Photo by Danny Wicentowski
During Thursday's committee hearing, 4th Ward Aldermen Sam Moore, left, brought pictures of crumbling north city houses.
Let's not kid ourselves: The fact the soccer stadium plan survives is no victory for St. Louis.
At yesterday's hearing of the aldermanic Ways and Means committee, the fate of a $200 million pro-soccer stadium lived, then died, and then lived again in quick succession. By the end of the hearing, the committee passed an amended bill, sending the measure to the full Board of Aldermen. And if the proposal can pass the full board, then it's likely the April municipal ballot will feature a referendum asking voters to divert $60 million from an increase in the city's "use tax" to stadium construction costs. It's not an easy path — that tax increase would need approval from voters in April, too.

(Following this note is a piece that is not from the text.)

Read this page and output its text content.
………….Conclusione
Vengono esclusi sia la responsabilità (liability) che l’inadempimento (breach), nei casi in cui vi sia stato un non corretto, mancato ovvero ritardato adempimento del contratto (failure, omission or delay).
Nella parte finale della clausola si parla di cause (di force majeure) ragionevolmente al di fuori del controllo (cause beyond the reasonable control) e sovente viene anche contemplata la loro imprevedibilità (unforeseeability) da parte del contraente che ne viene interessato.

The committee voted twice on the stadium financing bill, and Alderman Scott Ogilvie whooped some fine-print ass by pointing out that the city was needlessly forgoing a ticket tax and other revenue that could alleviate its burden — items he'd called out in a blog post
he published on Saturday, outlining his generally wary position on the plan. After the committee initially voted against the stadium proposal, rapid-fire negotiations yielded a better package, with an amendment adding up to $17 million in the revenue Ogilvie had identified. When the committee voted again, Aldermen Ogilvie and Stephen Conway flipped to Team Stadium, and along with a tie-breaking vote from Board President Lewis Reed, the measure passed 5-4.
Ogilvie was lauded
, rightly, by the Post-Dispatch
's Tony Messenger for standing up for city taxpayers, but what are we really celebrating here? Even if you consider the $17 million in overall savings, the city will still be paying something in the neighborhood of $43 million dollars. And that money, funded by a separate increase in the city's "use tax," could provide funding for other things the city needs. Instead, city residents are going to be asked to give it all up. For soccer.

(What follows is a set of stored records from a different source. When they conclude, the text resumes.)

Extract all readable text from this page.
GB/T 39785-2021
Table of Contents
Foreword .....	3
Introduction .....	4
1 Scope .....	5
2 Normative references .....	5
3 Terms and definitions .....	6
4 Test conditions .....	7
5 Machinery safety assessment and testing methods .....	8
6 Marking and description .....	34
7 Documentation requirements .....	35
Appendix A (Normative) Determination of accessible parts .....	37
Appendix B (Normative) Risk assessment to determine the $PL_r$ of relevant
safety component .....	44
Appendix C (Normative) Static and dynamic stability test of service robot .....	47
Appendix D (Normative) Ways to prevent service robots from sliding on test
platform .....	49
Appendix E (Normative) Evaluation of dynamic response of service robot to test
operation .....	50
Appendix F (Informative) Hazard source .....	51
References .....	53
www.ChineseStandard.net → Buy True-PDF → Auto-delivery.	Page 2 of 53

Yes, it's nice that the amended bill
makes the entire deal contingent on support from the state, and the amendment also bars the city from using general revenue pay off the $60 million. It's doubly nice that another amendment would force the investment group to cover the cost if the tax increase fails to generate enough revenue — and that this plan is even going to a vote. We haven't been so lucky in the past
But just for comparison's sake, $43 million is about four times the amount Governor Eric Greitens is proposing to cut
from community colleges this year. Put another way — even if the stadium is predicted to generate positive revenue over 30 years, you could still do a lot of present-day good with $43 million.

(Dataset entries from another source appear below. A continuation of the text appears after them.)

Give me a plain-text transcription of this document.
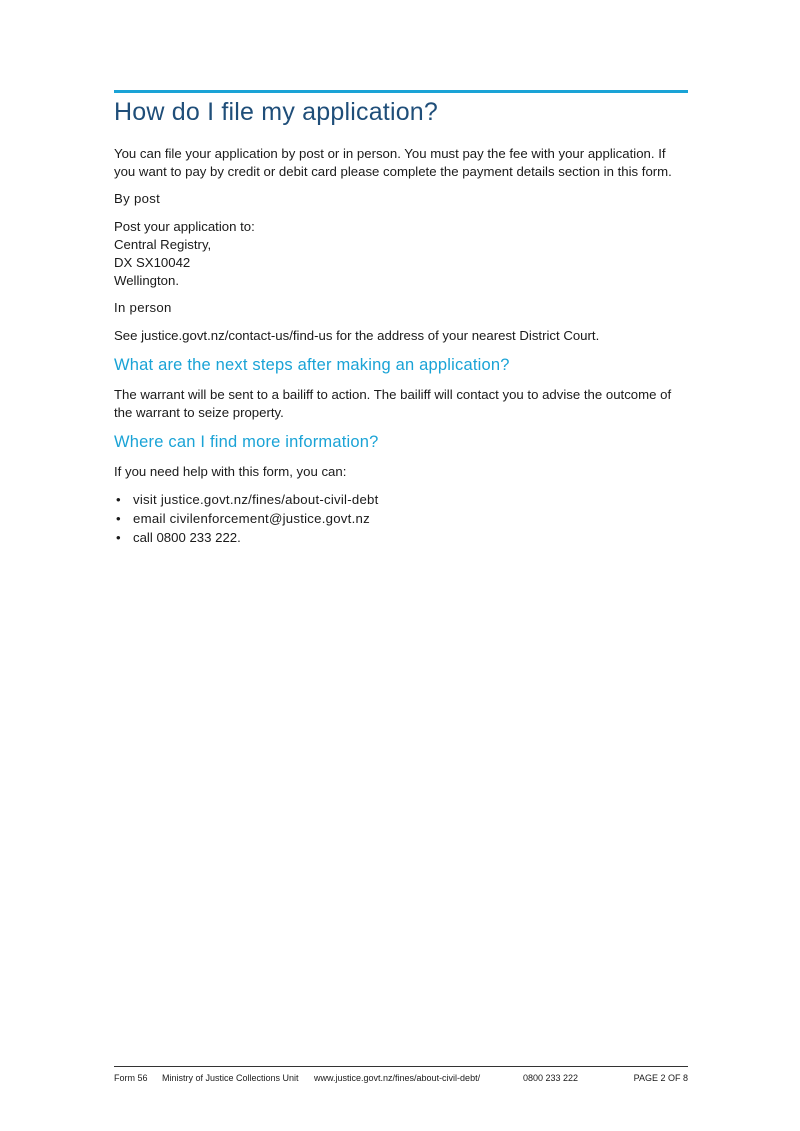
How do I file my application?

You can file your application by post or in person. You must pay the fee with your application. If you want to pay by credit or debit card please complete the payment details section in this form.

By post

Post your application to:
Central Registry,
DX SX10042
Wellington.

In person

See justice.govt.nz/contact-us/find-us for the address of your nearest District Court.

What are the next steps after making an application?

The warrant will be sent to a bailiff to action. The bailiff will contact you to advise the outcome of the warrant to seize property.

Where can I find more information?

If you need help with this form, you can:

• visit justice.govt.nz/fines/about-civil-debt
• email civilenforcement@justice.govt.nz
• call 0800 233 222.
Form 56 Ministry of Justice Collections Unit www.justice.govt.nz/fines/about-civil-debt/	0800 233 222	PAGE 2 OF 8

Also, in grand St. Louis tradition
, the soccer stadium project is one that benefits an already-developed area, downtown, and it would enrich those already benefiting from the city's focus on the central corridor. Even amended, the bill would send $5 million in tax incentive funds to Paul McKee, because truly St. Louis is a madhouse mirror maze
of interlocking special tax districts and development deals.
Something else to consider. Four hours before the committee's vote on the soccer stadium deal, 4th Ward Alderman Sam Moore excoriated a spokesman advocating for a bill to fund renovations for the Scottrade Center, home of the Blues. Moore held up two large glossy photographs of gutted brick houses in north city.
"This is my community. And we're talking about fixing up a hockey stadium or soccer stadium," Moore said. "I'm sick and tired of asking to get help in the third world America of north St. Louis, Missouri."
The spokesman didn't have an answer.
It is notable that for all the mayoral campaign jostling on the Board of Aldermen, the final (second final, that is) committee vote on Thursday featured two aldermen running for mayor. Antonio French, who sits on the Ways and Means Committee, wasn't taken by initial bill and didn't much like the amended version either. He voted no, twice. But Board President Lewis Reed, who rarely participates in votes, stepped in and cast the deciding yea for Team Stadium.
Hours later, Reed's campaign sent out a press release, touting the candidate's success in allocating tens of thousands of dollars to "crime prevention and education of our youth, supplementing twenty-five organizations across St. Louis."
The release didn't mention anything about tens of millions to the stadium.